Location : West Bengal, India
Category : Exhibition Design
Client : Muhaan
Role: Design Partner
Category: Cultural Tourism
Year: 2025
Status: Live
INTRO
Kholeydai is a community-led harvest festival rooted in the agricultural life of Parengtar, a village in North Bengal, India along the Bhutan border. The festival brings together rituals, performances, food practices, and collective gatherings shaped by the rice harvest cycle.
As the festival evolved, the opportunity was not to add more experiences, but to strengthen how they were understood. From this emerged the idea of a narrative entry point as a design strategy, one that could help visitors orient themselves within the cultural logic of Kholeydai before moving through its many moments. This approach led to the creation of an exhibition designed to anchor meaning, context, and continuity across the festival.
CONTEXT
Kholeydai already contains a dense ecosystem of lived experiences rooted in rice farming, seasonal cycles, collective labour, food traditions, and intergenerational knowledge.
These experiences unfold across two layers.
Some are lived across the village through everyday agricultural practices and rituals tied directly to the land. Others are encountered within a central festival venue, where cultural performances, food, workshops, and gatherings are organised around harvest traditions.

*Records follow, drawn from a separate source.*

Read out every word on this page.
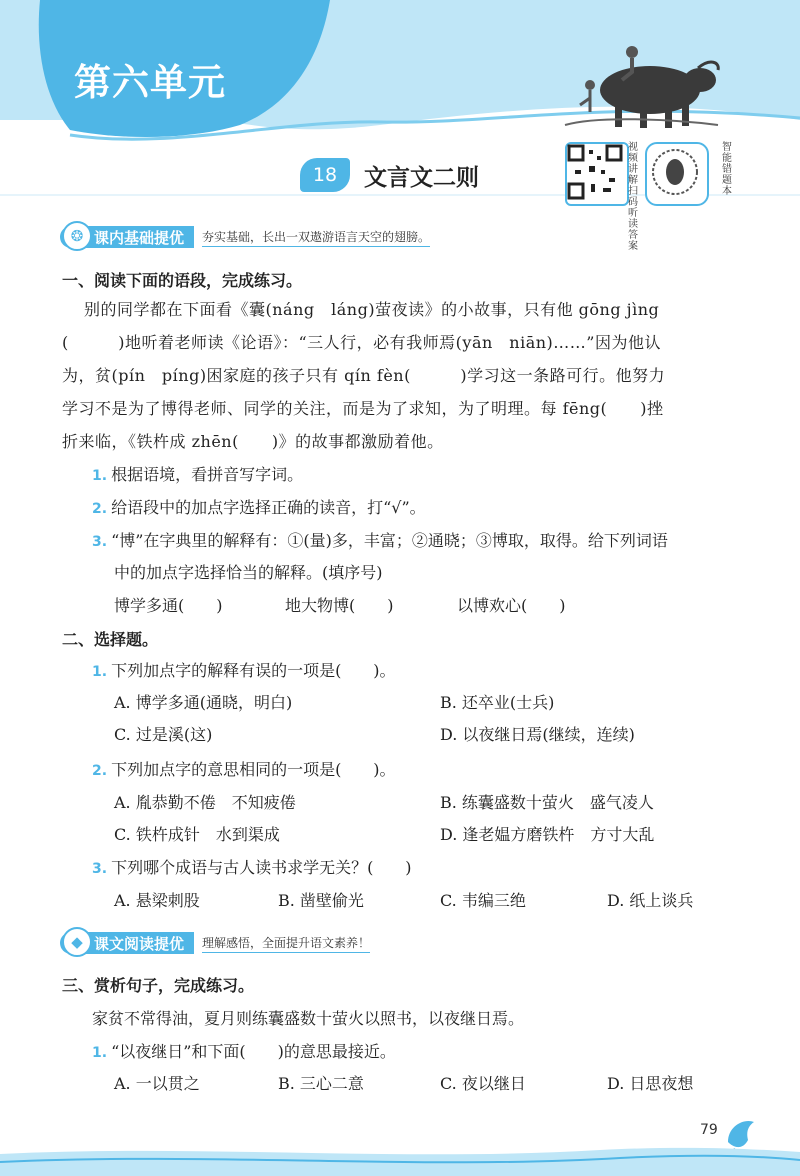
第六单元
18	文言文二则
视频讲解扫码听读答案
智能错题本
❂ 课内基础提优 夯实基础，长出一双遨游语言天空的翅膀。
一、阅读下面的语段，完成练习。
别的同学都在下面看《囊(náng　láng)萤夜读》的小故事，只有他 gōng jìng
(　　　)地听着老师读《论语》：“三人行，必有我师焉(yān　niān)……”因为他认
为，贫(pín　píng)困家庭的孩子只有 qín fèn(　　　)学习这一条路可行。他努力
学习不是为了博得老师、同学的关注，而是为了求知，为了明理。每 fēng(　　)挫
折来临，《铁杵成 zhēn(　　)》的故事都激励着他。
1. 根据语境，看拼音写字词。
2. 给语段中的加点字选择正确的读音，打“√”。
3. “博”在字典里的解释有：①(量)多，丰富；②通晓；③博取，取得。给下列词语
中的加点字选择恰当的解释。(填序号)
博学多通(　　)	地大物博(　　)	以博欢心(　　)
二、选择题。
1. 下列加点字的解释有误的一项是(　　)。
A. 博学多通(通晓，明白)	B. 还卒业(士兵)
C. 过是溪(这)	D. 以夜继日焉(继续，连续)
2. 下列加点字的意思相同的一项是(　　)。
A. 胤恭勤不倦　不知疲倦	B. 练囊盛数十萤火　盛气凌人
C. 铁杵成针　水到渠成	D. 逢老媪方磨铁杵　方寸大乱
3. 下列哪个成语与古人读书求学无关？(　　)
A. 悬梁刺股	B. 凿壁偷光	C. 韦编三绝	D. 纸上谈兵
◆ 课文阅读提优 理解感悟，全面提升语文素养！
三、赏析句子，完成练习。
家贫不常得油，夏月则练囊盛数十萤火以照书，以夜继日焉。
1. “以夜继日”和下面(　　)的意思最接近。
A. 一以贯之	B. 三心二意	C. 夜以继日	D. 日思夜想
79
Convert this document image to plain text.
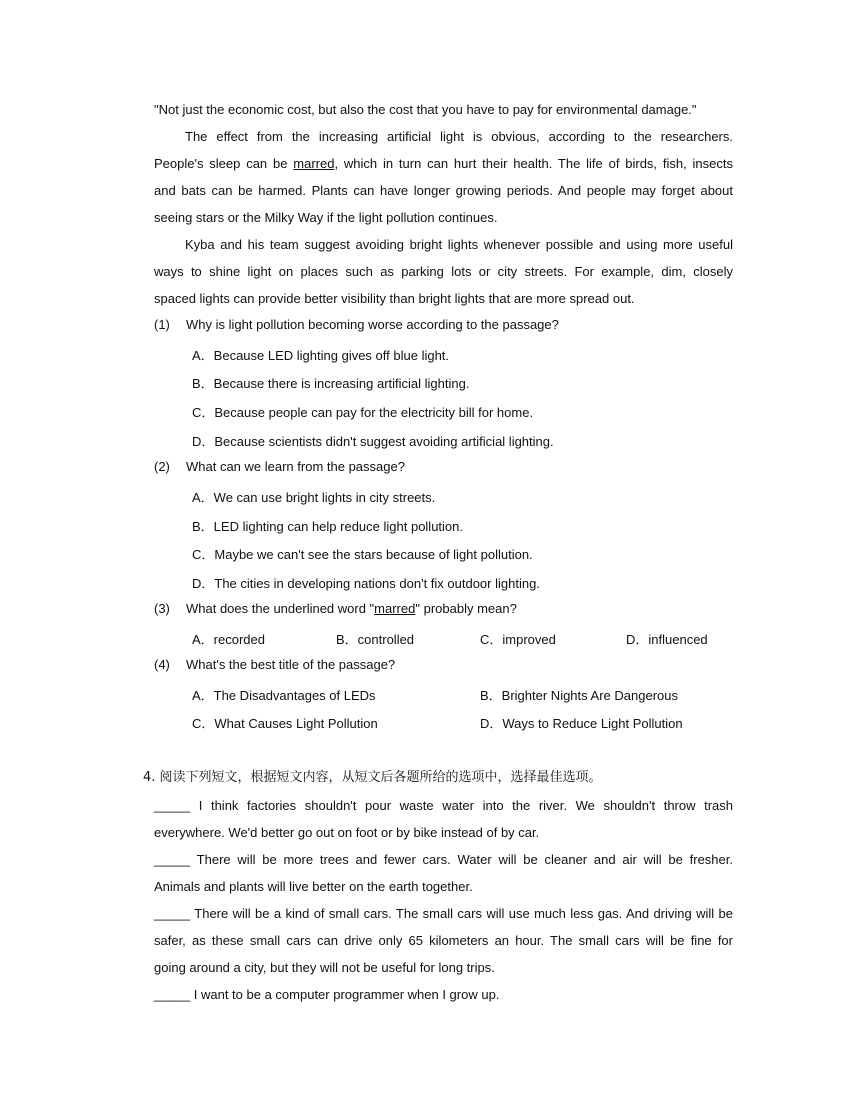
"Not just the economic cost, but also the cost that you have to pay for environmental damage."
The effect from the increasing artificial light is obvious, according to the researchers.
People's sleep can be marred, which in turn can hurt their health. The life of birds, fish, insects
and bats can be harmed. Plants can have longer growing periods. And people may forget about
seeing stars or the Milky Way if the light pollution continues.
Kyba and his team suggest avoiding bright lights whenever possible and using more useful
ways to shine light on places such as parking lots or city streets. For example, dim, closely
spaced lights can provide better visibility than bright lights that are more spread out.
(1) Why is light pollution becoming worse according to the passage?
A．Because LED lighting gives off blue light.
B．Because there is increasing artificial lighting.
C．Because people can pay for the electricity bill for home.
D．Because scientists didn't suggest avoiding artificial lighting.
(2) What can we learn from the passage?
A．We can use bright lights in city streets.
B．LED lighting can help reduce light pollution.
C．Maybe we can't see the stars because of light pollution.
D．The cities in developing nations don't fix outdoor lighting.
(3) What does the underlined word "marred" probably mean?
A．recorded	B．controlled	C．improved	D．influenced
(4) What's the best title of the passage?
A．The Disadvantages of LEDs	B．Brighter Nights Are Dangerous
C．What Causes Light Pollution	D．Ways to Reduce Light Pollution
4. 阅读下列短文，根据短文内容，从短文后各题所给的选项中，选择最佳选项。
_____ I think factories shouldn't pour waste water into the river. We shouldn't throw trash
everywhere. We'd better go out on foot or by bike instead of by car.
_____ There will be more trees and fewer cars. Water will be cleaner and air will be fresher.
Animals and plants will live better on the earth together.
_____ There will be a kind of small cars. The small cars will use much less gas. And driving will be
safer, as these small cars can drive only 65 kilometers an hour. The small cars will be fine for
going around a city, but they will not be useful for long trips.
_____ I want to be a computer programmer when I grow up.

While both layers are authentic and meaningful, they are experienced differently by visitors. The village practices are lived and implicit, while the venue-based events are more visible and programmatic. The relationship between these two layers is not immediately legible, especially for first-time visitors.
CHALLENGE
As Kholeydai expanded, visitor behaviour increasingly mirrored that of a conventional cultural or music festival. Performances, food, rituals, and workshops were consumed as individual attractions rather than as expressions of a living agricultural system.
The challenge was not to create new content or add interpretation.
The challenge was to structure understanding.
How could the festival’s many lived moments be connected into a clear narrative that helps visitors recognise what they are participating in, how each experience relates to the harvest cycle, and why Kholeydai exists beyond entertainment?
BIG IDEA: From Moments to Meaning
The exhibition was conceived as a living archive and a narrative entry point that connects land, labour, craft, people, and ritual into a single interpretive framework.
Rather than explaining culture, the exhibition establishes cultural orientation.
Rather than introducing new experiences, it gives meaning to those already present across the festival.
By positioning the exhibition as the interpretive layer of Kholeydai, individual moments encountered later in the village and at the festival venue become part of a continuous harvest story rather than isolated events.
THE EXHIBITION DESIGN
The exhibition was intentionally positioned as the first and primary touchpoint within the festival master plan.
Located at the entry to the festival premises, it functions as an orientation space where visitors pause, recalibrate, and understand the cultural landscape they are about to enter.
Through a structured narrative journey tracing rice from sowing to harvest, the exhibition brings together photographs, audio, tools, stories, and material artefacts. These elements reveal how everyday agricultural practices shape ritual, community, and celebration in Parengtar. All content was presented in both English and the local vernacular, ensuring that the community could engage with the exhibition on equal terms, alongside visiting audiences.
Crucially, the exhibition was built by the community itself.
It was not precise or overly refined, and it did not need to be. Its strength came from presence, participation, and care. Farmers and families worked together to construct the space, allowing visitors to encounter the harvest as lived practice rather than performance.
Sustainability was not framed as a concept. It emerged naturally through material choices rooted in the land, through reuse, and through an approach that respected resources, relationships, and time.
By establishing cultural context at the very beginning of the visitor journey, the exhibition enabled performances, food, workshops, and gatherings across the festival to be experienced with clarity and relevance. Each experience became more legible and meaningful because it was understood as part of a larger harvest cycle.